2 - Os assistentes, sob a orientação do respectivo professor ou monitor, ministrarão ensino técnico ou prático e substituirão aqueles ou ainda outro assistente, sempre que tal lhe seja determinado pelo director.
3 - Constitui obrigação dos membros do corpo docente a sua participação nas reuniões dos órgãos da escola de que fizerem parte.
III
Do regime administrativo e financeiro
Art. 15.º O ano administrativo coincidirá com o ano civil e as despesas serão efectuadas nos limites que forem fixados orçamentalmente.
Art. 16.º Constituem receitas das escolas:
As dotações que lhes forem atribuídas pelo Centro;
O produto das propinas e outras receitas escolares;
As receitas de unidades hoteleiras cuja exploração lhes esteja entregue;
As dotações e donativos que lhes sejam concedidos por quaisquer entidades;
Os saldos dos anos económicos findos.
Art. 17.º - 1 - O plano de actividades e o orçamento das escolas serão submetidos à aprovação do Centro até ao fim do último mês do ano lectivo anterior àquele a que disserem respeito.
2 - O plano de actividades poderá ser objecto de alterações mediante despacho do director do Centro e sob proposta do director da escola, ouvidos a comissão consultiva e o conselho pedagógico.

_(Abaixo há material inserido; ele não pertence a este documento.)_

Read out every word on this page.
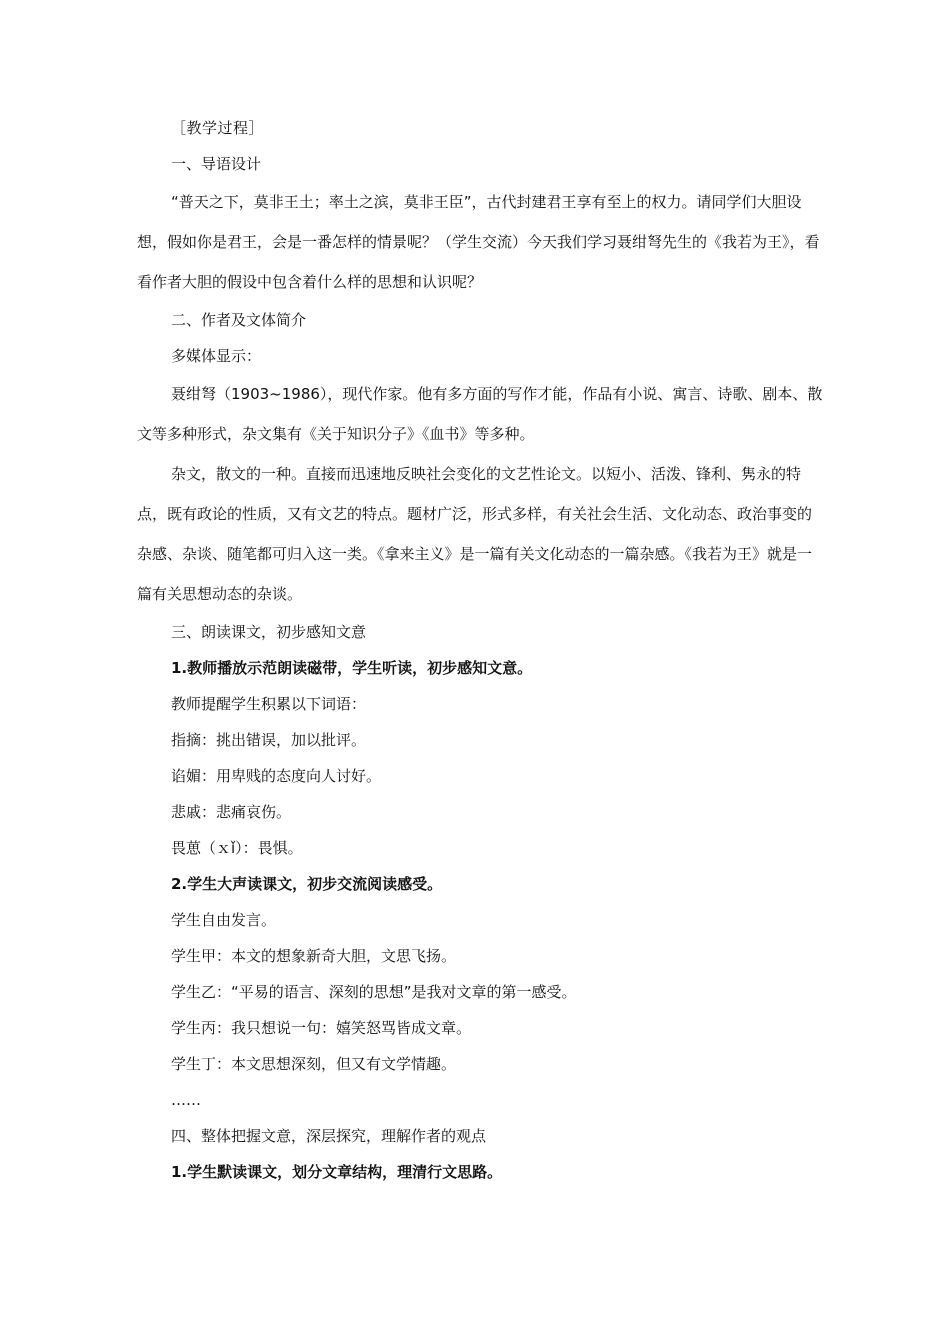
［教学过程］

一、导语设计

“普天之下，莫非王土；率土之滨，莫非王臣”，古代封建君王享有至上的权力。请同学们大胆设想，假如你是君王，会是一番怎样的情景呢？（学生交流）今天我们学习聂绀弩先生的《我若为王》，看看作者大胆的假设中包含着什么样的思想和认识呢？

二、作者及文体简介

多媒体显示：

聂绀弩（1903~1986），现代作家。他有多方面的写作才能，作品有小说、寓言、诗歌、剧本、散文等多种形式，杂文集有《关于知识分子》《血书》等多种。

杂文，散文的一种。直接而迅速地反映社会变化的文艺性论文。以短小、活泼、锋利、隽永的特点，既有政论的性质，又有文艺的特点。题材广泛，形式多样，有关社会生活、文化动态、政治事变的杂感、杂谈、随笔都可归入这一类。《拿来主义》是一篇有关文化动态的一篇杂感。《我若为王》就是一篇有关思想动态的杂谈。

三、朗读课文，初步感知文意

1.教师播放示范朗读磁带，学生听读，初步感知文意。

教师提醒学生积累以下词语：

指摘：挑出错误，加以批评。

谄媚：用卑贱的态度向人讨好。

悲戚：悲痛哀伤。

畏葸（ｘǐ）：畏惧。

2.学生大声读课文，初步交流阅读感受。

学生自由发言。

学生甲：本文的想象新奇大胆，文思飞扬。

学生乙：“平易的语言、深刻的思想”是我对文章的第一感受。

学生丙：我只想说一句：嬉笑怒骂皆成文章。

学生丁：本文思想深刻，但又有文学情趣。

……

四、整体把握文意，深层探究，理解作者的观点

1.学生默读课文，划分文章结构，理清行文思路。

3 - Quando necessários, serão elaborados orçamentos suplementares, nos termos da legislação aplicável aos serviços públicos autónomos, devendo ser submetidos à aprovação do Centro, sob proposta do director da escola e parecer da comissão consultiva.
Art. 18.º A conta de gerência de cada escola deverá ser presente ao Centro até 1 de Março do ano seguinte àquele a que disser respeito, devendo este submetê-la, com o seu parecer, ao visto do Secretário de Estado do Turismo.
IV
Disposições gerais e transitórias
Art. 19.º - As condições de admissão nas escolas serão fixadas por despacho do Secretário de Estado do Turismo, sob proposta do Centro.
Art. 20.º No prazo de um ano, contado a partir da publicação do presente diploma, o Centro Nacional de Formação Turística e Hoteleira elaborará um projecto de reestruturação pedagógica e administrativa das escolas.
Art. 21.º Os actuais responsáveis pelas escolas manter-se-ão em funções até tomarem posse os respectivos directores, designados nos termos do n.º 2 do artigo 4.º do presente diploma.
Art. 22.º Ficam revogadas as Portarias n.os 505/70, de 10 de Outubro, 159/75, de 5 de Março, 341/75, de 6 de Junho, e 459/75, de 25 de Julho.
Art. 23.º As dúvidas suscitadas na aplicação do presente diploma serão resolvidas por despacho do Secretário de Estado do Turismo.
O Secretário de Estado do Turismo, João Gualberto Coentro de Saraiva Padrão.